Wat is de impact van technologie op ons leven? Zijn de computers over een aantal jaar de baas over ons? Vragen die de Fontys-lectoren Eveline Wouters, Health Innovation and Technology, en Mark de Graaf, Interaction Design, hun publiek tijdens het openbaar college “Met technologie meer mens” stellen. Beiden zijn zelf vooral hoopvol over de toekomst. De Graaf: “We hebben de keuze om optimistisch te zijn en aan de toekomst te werken. Het heeft geen zin om aan de zijlijn te gaan staan.”

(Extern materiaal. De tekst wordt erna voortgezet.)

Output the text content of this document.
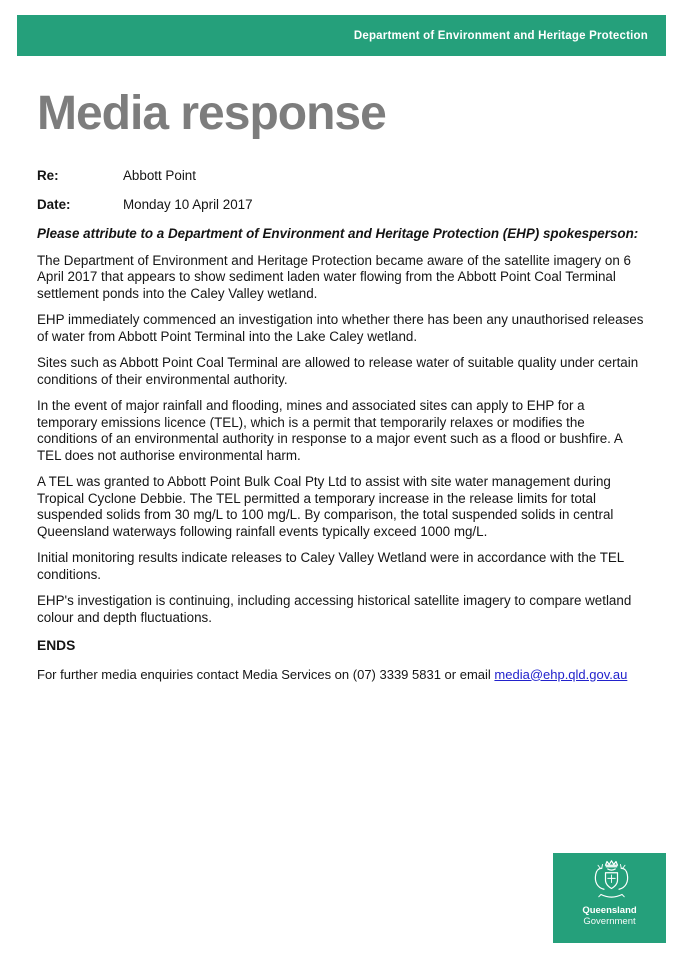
Department of Environment and Heritage Protection
Media response
Re:	Abbott Point
Date:	Monday 10 April 2017
Please attribute to a Department of Environment and Heritage Protection (EHP) spokesperson:

The Department of Environment and Heritage Protection became aware of the satellite imagery on 6 April 2017 that appears to show sediment laden water flowing from the Abbott Point Coal Terminal settlement ponds into the Caley Valley wetland.

EHP immediately commenced an investigation into whether there has been any unauthorised releases of water from Abbott Point Terminal into the Lake Caley wetland.

Sites such as Abbott Point Coal Terminal are allowed to release water of suitable quality under certain conditions of their environmental authority.

In the event of major rainfall and flooding, mines and associated sites can apply to EHP for a temporary emissions licence (TEL), which is a permit that temporarily relaxes or modifies the conditions of an environmental authority in response to a major event such as a flood or bushfire. A TEL does not authorise environmental harm.

A TEL was granted to Abbott Point Bulk Coal Pty Ltd to assist with site water management during Tropical Cyclone Debbie. The TEL permitted a temporary increase in the release limits for total suspended solids from 30 mg/L to 100 mg/L. By comparison, the total suspended solids in central Queensland waterways following rainfall events typically exceed 1000 mg/L.

Initial monitoring results indicate releases to Caley Valley Wetland were in accordance with the TEL conditions.

EHP's investigation is continuing, including accessing historical satellite imagery to compare wetland colour and depth fluctuations.

ENDS
For further media enquiries contact Media Services on (07) 3339 5831 or email media@ehp.qld.gov.au
Queensland
Government
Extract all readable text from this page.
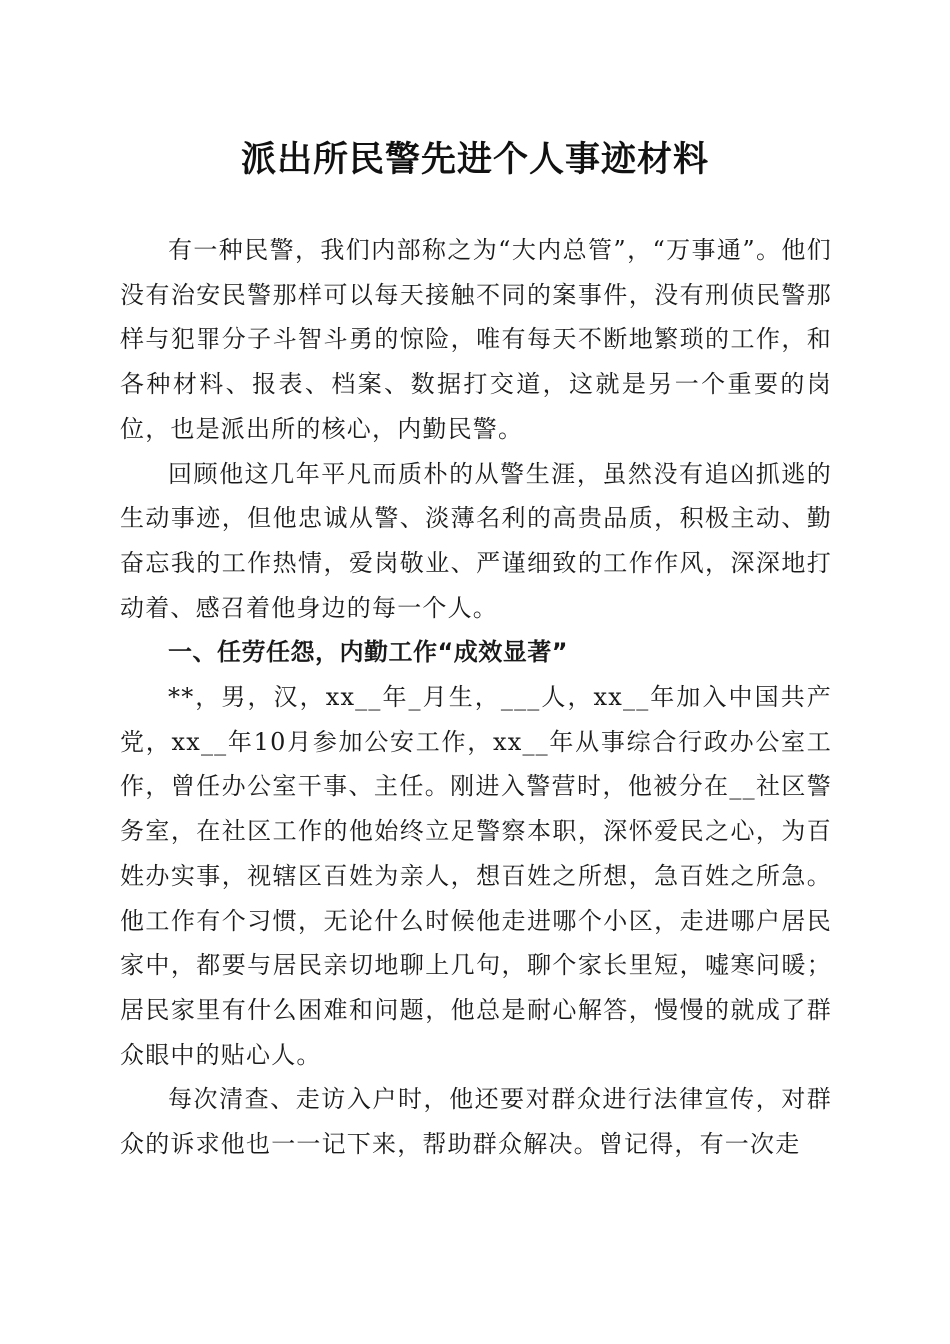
派出所民警先进个人事迹材料

有一种民警，我们内部称之为“大内总管”，“万事通”。他们没有治安民警那样可以每天接触不同的案事件，没有刑侦民警那样与犯罪分子斗智斗勇的惊险，唯有每天不断地繁琐的工作，和各种材料、报表、档案、数据打交道，这就是另一个重要的岗位，也是派出所的核心，内勤民警。

回顾他这几年平凡而质朴的从警生涯，虽然没有追凶抓逃的生动事迹，但他忠诚从警、淡薄名利的高贵品质，积极主动、勤奋忘我的工作热情，爱岗敬业、严谨细致的工作作风，深深地打动着、感召着他身边的每一个人。

一、任劳任怨，内勤工作“成效显著”

**，男，汉，xx__年_月生，___人，xx__年加入中国共产党，xx__年10月参加公安工作，xx__年从事综合行政办公室工作，曾任办公室干事、主任。刚进入警营时，他被分在__社区警务室，在社区工作的他始终立足警察本职，深怀爱民之心，为百姓办实事，视辖区百姓为亲人，想百姓之所想，急百姓之所急。他工作有个习惯，无论什么时候他走进哪个小区，走进哪户居民家中，都要与居民亲切地聊上几句，聊个家长里短，嘘寒问暖；居民家里有什么困难和问题，他总是耐心解答，慢慢的就成了群众眼中的贴心人。

每次清查、走访入户时，他还要对群众进行法律宣传，对群众的诉求他也一一记下来，帮助群众解决。曾记得，有一次走
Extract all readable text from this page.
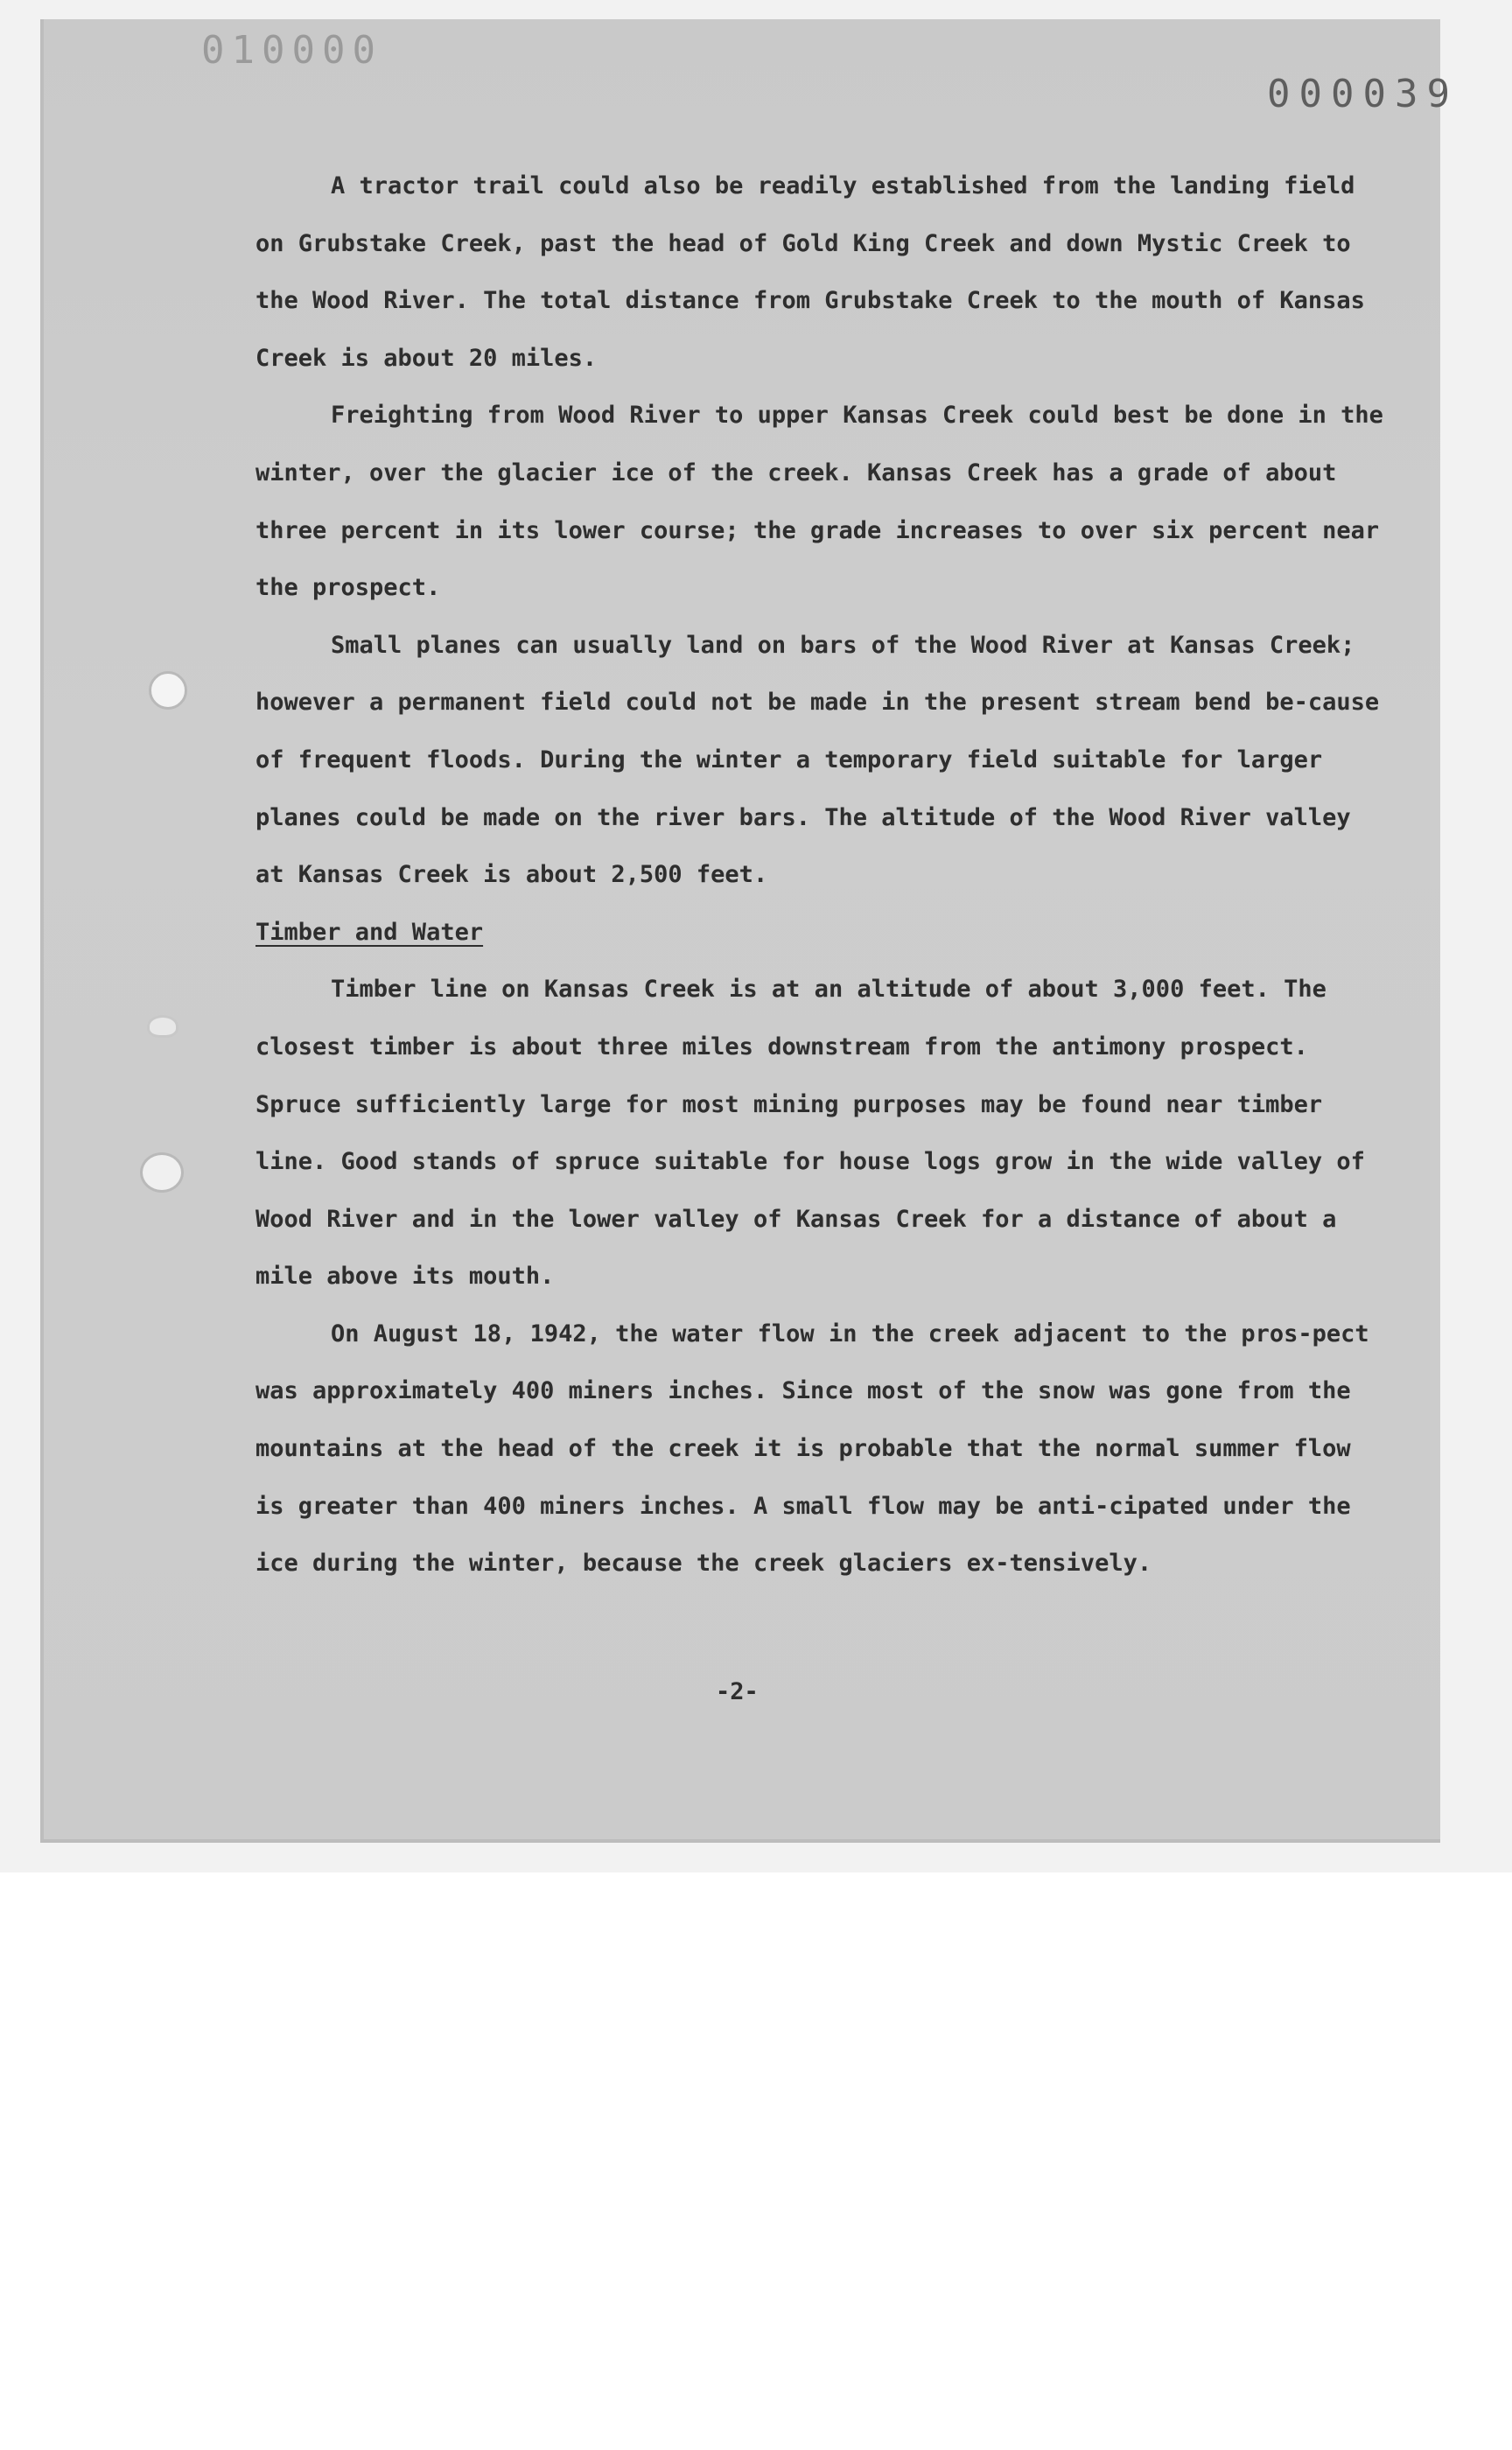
010000
000039

A tractor trail could also be readily established from the landing field on Grubstake Creek, past the head of Gold King Creek and down Mystic Creek to the Wood River. The total distance from Grubstake Creek to the mouth of Kansas Creek is about 20 miles.

Freighting from Wood River to upper Kansas Creek could best be done in the winter, over the glacier ice of the creek. Kansas Creek has a grade of about three percent in its lower course; the grade increases to over six percent near the prospect.

Small planes can usually land on bars of the Wood River at Kansas Creek; however a permanent field could not be made in the present stream bend be-cause of frequent floods. During the winter a temporary field suitable for larger planes could be made on the river bars. The altitude of the Wood River valley at Kansas Creek is about 2,500 feet.

Timber and Water

Timber line on Kansas Creek is at an altitude of about 3,000 feet. The closest timber is about three miles downstream from the antimony prospect. Spruce sufficiently large for most mining purposes may be found near timber line. Good stands of spruce suitable for house logs grow in the wide valley of Wood River and in the lower valley of Kansas Creek for a distance of about a mile above its mouth.

On August 18, 1942, the water flow in the creek adjacent to the pros-pect was approximately 400 miners inches. Since most of the snow was gone from the mountains at the head of the creek it is probable that the normal summer flow is greater than 400 miners inches. A small flow may be anti-cipated under the ice during the winter, because the creek glaciers ex-tensively.

-2-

Computers en kunstmatige intelligentie zijn vierentwintig uur per dag geconcentreerd, ze zijn alert, efficiënt, productief en hebben een fantastisch goed geheugen, somt De Graaf op. Ook zijn computers heel goed op bekend terrein. “Kijk maar naar zelfrijdende auto’s bijvoorbeeld. Ik heb het opgezocht, er is één dodelijk ongeval geweest met een voetganger en een autonoom rijdende auto. En er zijn al heel veel kilometers met zelfrijdende auto’s gereden. We zijn er bang voor maar eigenlijk doen ze het veel beter dan wij.”
Die auto’s moeten dan wel over wegen rijden met markeringen en herkenbare auto’s. Chaos en onduidelijke wegen herkent de auto niet, voegt De Graaf toe.
Leren katten herkennen
“Computers denken heel anders dan mensen”, gaat De Graaf verder. “Een computer train je katten te herkennen door hem duizenden foto’s van katten te laten zien. Een kind van vier jaar leert dat een kat een kat is al na de tweede keer dat hij zo’n beest ziet.” Volgens De Graaf gaat het erom dat we de technologie inzetten voor dat waar we als mens minder goed in zijn. “Mensen zijn slordig, we rommelen maar wat aan, vergeten dingen.”
“Aan de andere kant zijn mensen gastvrij, creatief en zien mogelijkheden. Ze zijn juist wel goed op onbekend terrein. Ook is de mens innovatief. We bedenken iets leuks voor een kinderfeestje of creëren een gezellige sfeer.”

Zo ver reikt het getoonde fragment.